With Article 50 set to be finally triggered, what are the options for the UK’s negotiators when it comes to trade?
Well, for a start the government seems to have ruled out the two deals which were most popular with much of British industry, staying in the single market and/or staying inside the EU’s customs union.
The government ruled out staying in the single market because it is intent on reducing and controlling immigration and being in the single market involves accepting the free movement of people.
While if the UK were to stay inside the customs union, it would not be able to negotiate its own trade deals.

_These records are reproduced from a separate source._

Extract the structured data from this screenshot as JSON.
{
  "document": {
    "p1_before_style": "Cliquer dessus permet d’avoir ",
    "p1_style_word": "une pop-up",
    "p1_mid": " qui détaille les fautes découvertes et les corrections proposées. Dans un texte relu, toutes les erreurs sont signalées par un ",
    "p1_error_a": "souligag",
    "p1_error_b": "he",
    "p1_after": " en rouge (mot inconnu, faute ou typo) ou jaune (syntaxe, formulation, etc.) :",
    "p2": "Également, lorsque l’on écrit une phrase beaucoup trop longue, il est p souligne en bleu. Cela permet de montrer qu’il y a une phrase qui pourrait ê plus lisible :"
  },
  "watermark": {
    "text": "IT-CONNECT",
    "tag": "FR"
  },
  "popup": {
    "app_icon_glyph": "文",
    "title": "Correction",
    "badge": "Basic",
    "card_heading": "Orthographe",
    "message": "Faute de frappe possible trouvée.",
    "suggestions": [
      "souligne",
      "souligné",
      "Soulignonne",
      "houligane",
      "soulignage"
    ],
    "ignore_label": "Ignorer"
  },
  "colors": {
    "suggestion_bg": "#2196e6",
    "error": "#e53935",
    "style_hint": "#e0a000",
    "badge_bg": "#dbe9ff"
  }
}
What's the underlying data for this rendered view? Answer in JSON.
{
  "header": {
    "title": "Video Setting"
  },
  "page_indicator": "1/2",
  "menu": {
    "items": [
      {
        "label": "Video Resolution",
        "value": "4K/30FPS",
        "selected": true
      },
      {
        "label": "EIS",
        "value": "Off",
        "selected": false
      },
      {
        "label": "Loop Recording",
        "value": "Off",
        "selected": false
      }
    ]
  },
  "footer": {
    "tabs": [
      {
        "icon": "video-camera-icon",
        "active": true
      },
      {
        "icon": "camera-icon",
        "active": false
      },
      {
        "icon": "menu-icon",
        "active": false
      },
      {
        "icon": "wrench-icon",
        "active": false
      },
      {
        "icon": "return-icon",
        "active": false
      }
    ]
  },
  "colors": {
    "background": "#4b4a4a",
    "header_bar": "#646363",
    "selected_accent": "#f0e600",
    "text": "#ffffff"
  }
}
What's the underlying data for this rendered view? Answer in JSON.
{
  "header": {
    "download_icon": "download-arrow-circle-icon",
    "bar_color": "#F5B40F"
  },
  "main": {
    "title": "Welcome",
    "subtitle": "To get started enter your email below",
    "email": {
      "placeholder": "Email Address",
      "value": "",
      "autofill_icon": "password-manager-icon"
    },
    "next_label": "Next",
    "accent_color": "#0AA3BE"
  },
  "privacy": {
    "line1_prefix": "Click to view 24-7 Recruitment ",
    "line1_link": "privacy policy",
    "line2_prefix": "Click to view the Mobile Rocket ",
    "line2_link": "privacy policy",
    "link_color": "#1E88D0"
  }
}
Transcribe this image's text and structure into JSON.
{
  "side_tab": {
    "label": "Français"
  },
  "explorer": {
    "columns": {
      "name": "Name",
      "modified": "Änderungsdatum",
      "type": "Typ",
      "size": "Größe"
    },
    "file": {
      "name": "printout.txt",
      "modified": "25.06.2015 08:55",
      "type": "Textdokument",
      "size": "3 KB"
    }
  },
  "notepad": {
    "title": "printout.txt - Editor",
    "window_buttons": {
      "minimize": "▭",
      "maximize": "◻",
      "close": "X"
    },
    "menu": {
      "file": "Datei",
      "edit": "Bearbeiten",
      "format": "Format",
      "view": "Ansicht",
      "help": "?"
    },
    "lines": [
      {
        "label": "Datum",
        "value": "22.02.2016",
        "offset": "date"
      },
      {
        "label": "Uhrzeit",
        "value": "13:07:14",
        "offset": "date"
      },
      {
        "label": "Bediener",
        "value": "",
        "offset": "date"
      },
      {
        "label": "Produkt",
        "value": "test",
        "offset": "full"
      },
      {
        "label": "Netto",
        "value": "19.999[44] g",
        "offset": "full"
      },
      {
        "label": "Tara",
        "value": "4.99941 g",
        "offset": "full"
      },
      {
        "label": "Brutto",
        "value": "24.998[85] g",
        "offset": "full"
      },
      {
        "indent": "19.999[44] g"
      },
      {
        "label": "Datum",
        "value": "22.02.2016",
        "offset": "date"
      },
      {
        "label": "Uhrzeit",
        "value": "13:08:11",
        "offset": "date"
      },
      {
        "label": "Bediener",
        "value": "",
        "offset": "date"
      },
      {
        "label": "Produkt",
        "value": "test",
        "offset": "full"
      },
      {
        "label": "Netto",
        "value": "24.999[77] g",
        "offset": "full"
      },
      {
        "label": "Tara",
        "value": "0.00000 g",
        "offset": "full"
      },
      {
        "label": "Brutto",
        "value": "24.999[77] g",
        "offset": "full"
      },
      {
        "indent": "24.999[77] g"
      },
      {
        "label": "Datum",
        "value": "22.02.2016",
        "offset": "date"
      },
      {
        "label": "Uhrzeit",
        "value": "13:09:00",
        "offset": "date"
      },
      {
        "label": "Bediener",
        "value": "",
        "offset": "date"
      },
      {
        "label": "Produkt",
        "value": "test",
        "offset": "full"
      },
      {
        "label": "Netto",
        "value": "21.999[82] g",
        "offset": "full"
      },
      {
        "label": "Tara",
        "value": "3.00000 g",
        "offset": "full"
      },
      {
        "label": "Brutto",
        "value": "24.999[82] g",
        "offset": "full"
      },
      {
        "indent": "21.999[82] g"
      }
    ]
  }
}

That really only leaves two options for the UK to negotiate: a bespoke free trade deal with the EU, or failing to reach such a deal and instead falling back on our membership of the World Trade Organization (WTO).
Although even members of the cabinet seem divided on the issue – with International Trade Secretary Liam Fox saying not getting a free trade deal would be “bad” for Britain and Foreign Secretary Boris Johnson saying it “would not be as apocalyptic as some people like to pretend” – the government would prefer to have a deal rather than not.
So what is a free trade deal and how does it differ from membership of the WTO?
A free trade area is one where there are no or reduced tariffs, or taxes or quotas on goods and/or services from one country entering another.
It sounds rather like the deal we have with the EU at the moment but it isn’t. For a start there are always exemptions in a free trade deal and for the UK that is likely to include fisheries and agricultural products.